İşçi Sağlığı ve İş Güvenliği Yasası da Duvara Çarptı!
6331 sayılı İş Sağlığı ve Güvenliği Yasası 2012 yılında çalışma yaşamımıza girmiştir. Bu yasadaki  en önemli değişiklik işçi sağlığı ve  iş güvenliği kavramlarının taşeronlaştırılması ve dolaylı olarak da bu alandaki maliyetlerin ucuzlatılmasıydı.
Aynı yasa ve yönetmelikleri ile, TTB (Türk Tabipleri Birliği) ve yerel tabip odaları işçi sağlığı ve iş güvenliği alanından çıkarılmış, işyeri denetimleri bakanlığa bırakılmıştır.  Bu yasa ile, işçi başına düşen işyeri hekimliği ve iş güvenliği hizmet süreleri neredeyse yarı yarıya azaltılmıştır. TTB’nin yıllardır bir uzmanlık alanı olarak düşündüğü işçi sağlığı ve iş güvenliği alanı, çıkan yasalarla taşeron şirketlere devredilmiş, ağır ve tehlikeli işlerde işçi başına ayrılan süre azaltılmış, iş güvenliği önemsizleştirilmiştir.

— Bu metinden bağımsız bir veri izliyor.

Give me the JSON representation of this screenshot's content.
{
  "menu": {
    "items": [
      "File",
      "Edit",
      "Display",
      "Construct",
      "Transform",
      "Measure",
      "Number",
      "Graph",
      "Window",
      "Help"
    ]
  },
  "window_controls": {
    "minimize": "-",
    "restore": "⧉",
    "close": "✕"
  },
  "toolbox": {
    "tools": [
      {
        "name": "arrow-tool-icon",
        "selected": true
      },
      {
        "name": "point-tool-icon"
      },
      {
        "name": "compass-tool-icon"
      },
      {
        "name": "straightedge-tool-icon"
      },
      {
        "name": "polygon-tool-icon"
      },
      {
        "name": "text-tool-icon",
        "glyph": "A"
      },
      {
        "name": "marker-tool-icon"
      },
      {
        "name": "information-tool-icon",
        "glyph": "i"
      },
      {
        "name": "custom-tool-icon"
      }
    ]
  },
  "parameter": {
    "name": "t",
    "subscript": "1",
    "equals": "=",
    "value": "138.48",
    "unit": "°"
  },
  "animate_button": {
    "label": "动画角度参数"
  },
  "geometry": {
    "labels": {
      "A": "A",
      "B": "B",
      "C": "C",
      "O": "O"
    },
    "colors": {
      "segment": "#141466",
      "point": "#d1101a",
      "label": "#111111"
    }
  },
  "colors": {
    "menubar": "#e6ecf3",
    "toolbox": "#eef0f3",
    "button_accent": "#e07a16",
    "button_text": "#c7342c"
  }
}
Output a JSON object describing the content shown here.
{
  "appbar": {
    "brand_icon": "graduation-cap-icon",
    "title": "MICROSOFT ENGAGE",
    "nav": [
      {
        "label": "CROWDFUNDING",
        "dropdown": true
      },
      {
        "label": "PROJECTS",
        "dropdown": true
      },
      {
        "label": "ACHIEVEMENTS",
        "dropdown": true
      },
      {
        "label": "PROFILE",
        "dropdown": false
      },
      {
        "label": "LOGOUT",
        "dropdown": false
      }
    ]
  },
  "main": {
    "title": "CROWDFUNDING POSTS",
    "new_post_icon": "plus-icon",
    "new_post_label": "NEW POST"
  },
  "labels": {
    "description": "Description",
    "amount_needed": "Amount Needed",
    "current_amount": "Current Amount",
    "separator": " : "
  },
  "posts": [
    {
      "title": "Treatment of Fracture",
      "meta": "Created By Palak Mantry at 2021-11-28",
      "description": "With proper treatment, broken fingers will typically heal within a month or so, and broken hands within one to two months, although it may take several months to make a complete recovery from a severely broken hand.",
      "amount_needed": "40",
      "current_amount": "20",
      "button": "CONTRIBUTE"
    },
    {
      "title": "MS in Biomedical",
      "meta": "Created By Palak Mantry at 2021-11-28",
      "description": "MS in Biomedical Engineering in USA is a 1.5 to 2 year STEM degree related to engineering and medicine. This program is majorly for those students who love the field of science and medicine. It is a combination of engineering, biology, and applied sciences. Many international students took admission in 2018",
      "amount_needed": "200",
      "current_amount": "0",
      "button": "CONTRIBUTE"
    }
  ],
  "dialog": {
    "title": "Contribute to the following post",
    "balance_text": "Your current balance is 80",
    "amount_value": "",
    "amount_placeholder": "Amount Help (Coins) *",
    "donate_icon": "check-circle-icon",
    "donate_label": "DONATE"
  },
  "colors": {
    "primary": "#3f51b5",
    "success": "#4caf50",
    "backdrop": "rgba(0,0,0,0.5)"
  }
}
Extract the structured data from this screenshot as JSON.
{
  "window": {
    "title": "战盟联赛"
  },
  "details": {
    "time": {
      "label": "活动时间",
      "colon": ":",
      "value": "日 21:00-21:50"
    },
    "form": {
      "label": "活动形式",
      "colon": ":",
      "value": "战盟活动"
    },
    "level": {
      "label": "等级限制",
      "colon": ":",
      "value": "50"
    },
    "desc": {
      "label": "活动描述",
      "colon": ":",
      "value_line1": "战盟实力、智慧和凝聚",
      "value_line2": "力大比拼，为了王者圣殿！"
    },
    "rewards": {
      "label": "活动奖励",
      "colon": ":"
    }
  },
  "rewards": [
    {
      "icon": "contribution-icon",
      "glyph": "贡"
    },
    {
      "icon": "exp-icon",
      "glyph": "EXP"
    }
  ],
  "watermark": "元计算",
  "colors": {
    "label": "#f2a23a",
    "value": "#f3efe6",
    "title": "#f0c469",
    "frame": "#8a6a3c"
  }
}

O nedenledir ki bugün madende, olaydan üç gün geçmiş olmasına rağmen hala, kaç işçinin olduğu bilinmemektedir, kaç kişinin öldüğü bilgisine de net ulaşılamamaktadır. Ocaktaki gaz oranı izlenememekte, ocaktaki gaz oranları konusunda net bilgi alınamamaktadır. Ancak tüm bunlara rağmen, madende her şeyin kuralına ve yasaya uygun olduğu söylenip tersini söyleyenler ise kötü niyetliler olarak tanımlanmaktadır.
TTB ve Çanakkale Tabip Odası olarak; bu vahim olaya, emek cephesinden baktığımızda, işçi sağlığı ve iş güvenliği alanında, gelinen noktada, Soma’da  yaşadığımız bu çok acı olayda olduğu gibi, bir süre geçtikten sonra, olayın failleri, nedenleri ve suçlularının üzerinin örtüleceğinden ayrıca kaygılıyız.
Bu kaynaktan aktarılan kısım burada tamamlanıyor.